Estates that host flower farm workers are the most affected.

In Summary
  • Naivasha is home to hundreds of flower farm workers
  • Many have lost their jobs due to the harsh economic times
Stakeholders join in a walk during the ongoing 16 Days of Activism against Gender-Based Violence in Naivasha
GBV Naivasha Stakeholders join in a walk during the ongoing 16 Days of Activism against Gender-Based Violence in Naivasha
Image: George Murage

Cases of Gender Based Violence (GBV) are on the rise in Naivasha with estates that host hundreds of flower farm workers mapped out as the hotspots.

Harsh economic times, mental illness and substance abuse are responsible for the rising cases of domestic violence and defilement on the increase.

This emerged during the ongoing 16 Days of Activism against Gender-Based Violence where informal settlements were fingered as the main source of the abuse cases.  

According to the coordinator Naivasha GBV cluster group John Kinuthia, the current harsh economic times have affected hundreds of families leading to a rise in cases of domestic violence.

He said that they were recording at least four cases of domestic violence or sexual abuse weekly from the informal settlements that are home to hundreds of flower farm workers.

Some of the estates hardest hit according to him included Kihoto, KCC, Karagita, Mai Mahiu, Kabati and South Lake with cases of early pregnancies and early marriages turning out to be the norm.

“We are working closely with various organizations in sensitization and the harsh economic times have played a critical role in the rising numbers,” he said.

Maella MCA Jane Gituko noted that poverty and unemployment had played a role in the high cases of defilement and child abuse in her ward.

She added that hundreds of men were silently suffering, noting that it was time that they came out and spoke so that they could get support.
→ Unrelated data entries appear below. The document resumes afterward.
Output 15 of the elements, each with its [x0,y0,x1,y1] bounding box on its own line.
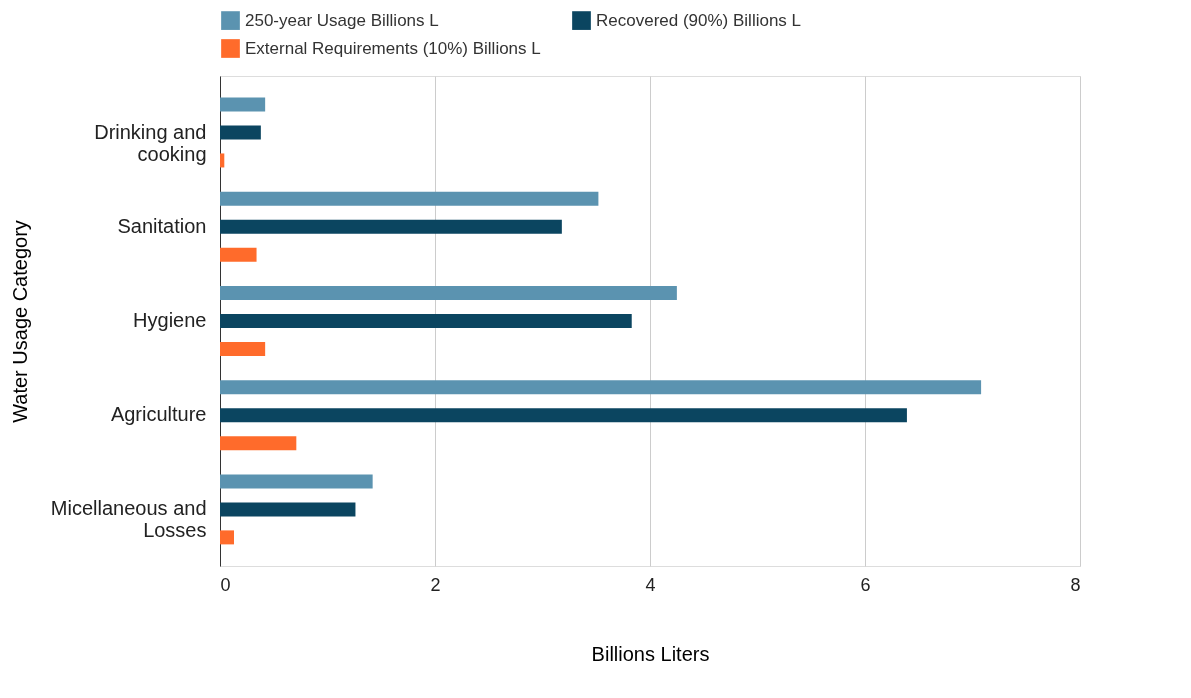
y-axis-title: Water Usage Category [8,220,31,423]
x-tick-label: 2 [430,574,441,595]
legend-label: Recovered (90%) Billions L [596,10,802,30]
x-tick-label: 0 [220,574,231,595]
x-tick-label: 8 [1070,574,1081,595]
y-tick-label: Drinking and cooking [94,120,207,165]
y-tick-label: Agriculture [110,403,207,426]
y-tick-label: Micellaneous and Losses [50,497,207,542]
legend-label: 250-year Usage Billions L [245,10,439,30]
y-tick-label: Sanitation [117,214,207,237]
x-tick-label: 4 [645,574,656,595]
x-tick-label: 6 [860,574,871,595]
x-axis-title: Billions Liters [591,642,710,665]
legend-label: External Requirements (10%) Billions L [245,38,541,58]
y-tick-label: Hygiene [133,309,207,331]
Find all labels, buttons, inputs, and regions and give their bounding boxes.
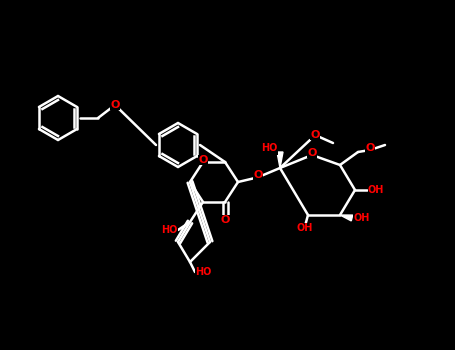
Text: OH: OH bbox=[262, 145, 278, 155]
Text: O: O bbox=[220, 215, 230, 225]
Text: O: O bbox=[307, 148, 317, 158]
Text: HO: HO bbox=[195, 267, 212, 277]
Text: O: O bbox=[110, 100, 120, 110]
Text: OH: OH bbox=[297, 223, 313, 233]
Text: O: O bbox=[253, 170, 263, 180]
Polygon shape bbox=[277, 152, 283, 168]
Text: O: O bbox=[198, 155, 207, 165]
Text: O: O bbox=[365, 143, 374, 153]
Text: O: O bbox=[310, 130, 320, 140]
Text: HO: HO bbox=[162, 225, 178, 235]
Text: OH: OH bbox=[353, 213, 369, 223]
Text: OH: OH bbox=[368, 185, 384, 195]
Polygon shape bbox=[340, 215, 353, 221]
Text: HO: HO bbox=[262, 143, 278, 153]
“Many people in Maella are economically challenged and this has contributed a lot to cases of gender-based violence but we have embarked on engagement at family levels,” she said.

On his part, Richard Muthini from FIDA said that they were keen on eliminating GBV adding that the most vulnerable in the community were the most affected.

He said that they were working with leaders at the grassroots in the dispensation of information and counselling targeting victims of GBV.

“In Naivasha, the affected areas have already been mapped out and we have rolled out a sensitization campaign as part of uprooting this archaic culture,” he said.

 A disabled Wambere Migwi said that persons living with disability were the most affected by GBV adding that many due to their nature of disability could not defend themselves.

“We do not have sign-language-leaders in many police stations and the deaf who have been abused do have a hard time reporting or expressing what happened,” she said.